Monday, April 7, 2014

What I’ve Learned from Hair and Jesus: Looks Shouldn’t Matter

Wren wants to cut her hair, really cut her hair.  So Friday we have a girls’ date to let her chop it as short as she wants and see if she likes it. 

I think before my Jesus year and time spent trying to focus on what matters, I might have attempted to talk her out of it.  The reason would have simply been hair doesn’t grow back overnight, and I wouldn’t want her to be upset if she didn’t like it.  My response when she told me the other night: whatever you want to do.  It’s just hair.  Because it is, and if I stress that it is something worthy of getting upset about, then that’s what it becomes instead of being just hair.

I would like to say vanity is not a struggle for me, and I think it’s probably not as much as it could be.  There is something great in never being classically pretty, having a face that doesn’t fit standard beauty proportions, being called too pale, too thin or too not muscley (that’s my word for still fairly thin but with loose hanging skin instead of muscle).  I learned early not to bank on being liked because I was cute.  I had to actually develop a personality, though that did not always make people flock to me.

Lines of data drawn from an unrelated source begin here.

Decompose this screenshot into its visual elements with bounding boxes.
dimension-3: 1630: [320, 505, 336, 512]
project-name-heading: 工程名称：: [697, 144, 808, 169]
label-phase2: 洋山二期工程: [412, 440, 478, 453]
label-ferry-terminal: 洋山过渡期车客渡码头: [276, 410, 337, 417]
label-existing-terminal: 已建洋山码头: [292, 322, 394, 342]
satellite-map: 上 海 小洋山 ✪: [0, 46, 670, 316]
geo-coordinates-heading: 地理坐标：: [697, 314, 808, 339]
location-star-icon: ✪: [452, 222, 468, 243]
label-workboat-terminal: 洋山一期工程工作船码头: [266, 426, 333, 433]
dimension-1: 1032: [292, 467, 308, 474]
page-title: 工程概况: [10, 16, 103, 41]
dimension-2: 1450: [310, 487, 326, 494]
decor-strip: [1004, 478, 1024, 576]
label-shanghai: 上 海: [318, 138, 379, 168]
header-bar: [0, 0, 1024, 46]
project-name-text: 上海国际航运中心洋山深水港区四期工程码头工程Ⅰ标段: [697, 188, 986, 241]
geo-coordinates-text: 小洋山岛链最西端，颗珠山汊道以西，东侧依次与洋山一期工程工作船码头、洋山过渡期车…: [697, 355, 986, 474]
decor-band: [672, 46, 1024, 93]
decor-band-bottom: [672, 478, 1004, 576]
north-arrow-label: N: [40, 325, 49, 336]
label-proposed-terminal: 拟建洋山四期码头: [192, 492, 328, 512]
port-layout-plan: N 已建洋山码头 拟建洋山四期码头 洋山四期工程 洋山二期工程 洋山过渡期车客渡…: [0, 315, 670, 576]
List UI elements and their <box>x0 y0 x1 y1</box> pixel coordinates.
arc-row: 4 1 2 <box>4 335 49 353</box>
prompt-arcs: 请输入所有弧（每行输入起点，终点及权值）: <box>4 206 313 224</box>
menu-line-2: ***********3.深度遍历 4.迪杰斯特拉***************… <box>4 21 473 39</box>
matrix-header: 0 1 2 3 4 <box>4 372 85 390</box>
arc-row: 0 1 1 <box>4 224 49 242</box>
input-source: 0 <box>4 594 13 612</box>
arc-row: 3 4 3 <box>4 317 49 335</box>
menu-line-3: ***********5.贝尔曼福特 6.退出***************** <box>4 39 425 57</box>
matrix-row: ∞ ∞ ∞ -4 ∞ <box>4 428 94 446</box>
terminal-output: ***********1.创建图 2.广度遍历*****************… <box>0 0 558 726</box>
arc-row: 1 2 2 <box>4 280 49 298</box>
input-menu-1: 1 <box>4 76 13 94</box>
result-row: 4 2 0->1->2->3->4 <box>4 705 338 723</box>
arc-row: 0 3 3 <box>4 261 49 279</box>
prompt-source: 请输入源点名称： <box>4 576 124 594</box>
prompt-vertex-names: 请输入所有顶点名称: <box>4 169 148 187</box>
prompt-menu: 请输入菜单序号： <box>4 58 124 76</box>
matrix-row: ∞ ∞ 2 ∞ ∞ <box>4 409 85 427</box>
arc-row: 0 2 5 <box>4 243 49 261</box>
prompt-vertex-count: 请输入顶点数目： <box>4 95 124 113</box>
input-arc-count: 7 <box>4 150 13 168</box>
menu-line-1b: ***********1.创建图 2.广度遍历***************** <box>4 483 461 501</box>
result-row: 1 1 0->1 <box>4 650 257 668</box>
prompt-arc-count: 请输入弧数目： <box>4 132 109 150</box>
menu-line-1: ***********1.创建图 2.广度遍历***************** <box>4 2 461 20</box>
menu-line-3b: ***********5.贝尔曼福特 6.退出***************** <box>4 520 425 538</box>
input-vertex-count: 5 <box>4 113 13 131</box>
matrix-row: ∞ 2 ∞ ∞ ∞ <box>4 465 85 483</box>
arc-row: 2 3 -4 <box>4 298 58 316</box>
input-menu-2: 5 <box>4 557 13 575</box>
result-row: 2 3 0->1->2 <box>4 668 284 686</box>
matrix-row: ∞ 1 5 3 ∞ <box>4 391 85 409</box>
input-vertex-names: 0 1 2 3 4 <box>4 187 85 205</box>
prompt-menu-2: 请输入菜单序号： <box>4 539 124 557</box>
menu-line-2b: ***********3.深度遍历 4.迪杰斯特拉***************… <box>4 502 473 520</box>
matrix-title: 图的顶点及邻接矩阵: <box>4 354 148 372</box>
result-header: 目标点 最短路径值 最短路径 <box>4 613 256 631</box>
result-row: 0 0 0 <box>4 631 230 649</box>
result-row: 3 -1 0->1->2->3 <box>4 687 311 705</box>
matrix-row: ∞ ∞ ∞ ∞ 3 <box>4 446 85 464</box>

It’s a double-edged sword though.  By telling someone they are physically beautiful all the time or focusing on all the ways they are not physically beautiful, it sends the message that looks matter.  And I would guess if me or any of my close friends kept a tally of how often our comments are about someone’s appearance, it would startle us how often it is the focus, good or bad.  What if I tallied all the times I just thought about appearance, mine or someone else’s?  That makes me think vanity may be an issue for all of us. 

Jesus didn’t seem to be into looks. He was described as “having no beauty or majesty to attract us to Him, nothing in His appearance that we should desire Him.” Isaiah 53:2

He didn’t comment on people’s appearances but rather the state of their hearts.  He loves people even though He can see beyond their outward appearances, therefore seeing our ugly on the inside which is where ugly really lives and matters.  I wonder what He thinks of our obsession with celebrities losing baby weight in a week, people being “fat-shamed”, and selfies.

It’s obvious I can’t blindfold my kids and pretend everyone looks the same.  Wren has made it obvious since these are comments that have all been said very loudly in public places in the last six months:

Mom, that girl’s hair is pink!
Mom, that man is brown!
Mom, that man is wearing a ponytail, but he’s not a girl!

There are times I’ve wanted to crawl under the grocery cart and die, but I have just said, “yes, everyone is different” and all of these individuals were awesome, seeing Wren for what she is, a child noticing that not everyone is the same, pointing out differences as just differences, not insults.  (Where Wren is not observant: her family.  I told her grandpa has brown skin since D’s dad is from Venezuela and has dark skin.  She was blown away!  Wow, Grandpa IS brown!  Cool!  Never noticed.)

While I tell my kids they are beautiful because I think it’s good for every kid to hear that, and I think they are beautiful, I try not to place beauty as the ultimate.  And honestly, I try not to say it often because being called pretty is addictive like heroine.  After physical appearance praise, being called a hard worker, kind, or a person with a servant’s heart can leave the person receiving those compliments thinking, “Thanks, but am I pretty?”  Maybe that’s just the voice in my head who needs counseling, though that voice is dying more as I get closer to God.   

Looks are not the most important thing and shouldn’t really even be on the list.  But the fruit of the Spirit is love, joy, peace, forbearance, kindness, goodness, faithfulness, 23 gentleness and self-control. Against such things there is no law.  Galatians 5:22-23  Being hot is not there.  I want to praise my kids for what is valued by Christ, and I want to value the same things as well as try to inhabit those virtues.  It’s not easy in a looks-obsessed culture, and it is taking a ton of conscious parenting and wise word choosing.  We are wired to see and speak on very surface things in this culture and country.  But it’s worth the effort. 

So, we’ll see what Wren’s hair looks like after Friday.  I’m sure it will be fine, and either way, it’s just hair.  I hope she can live in a world where it’s always just hair.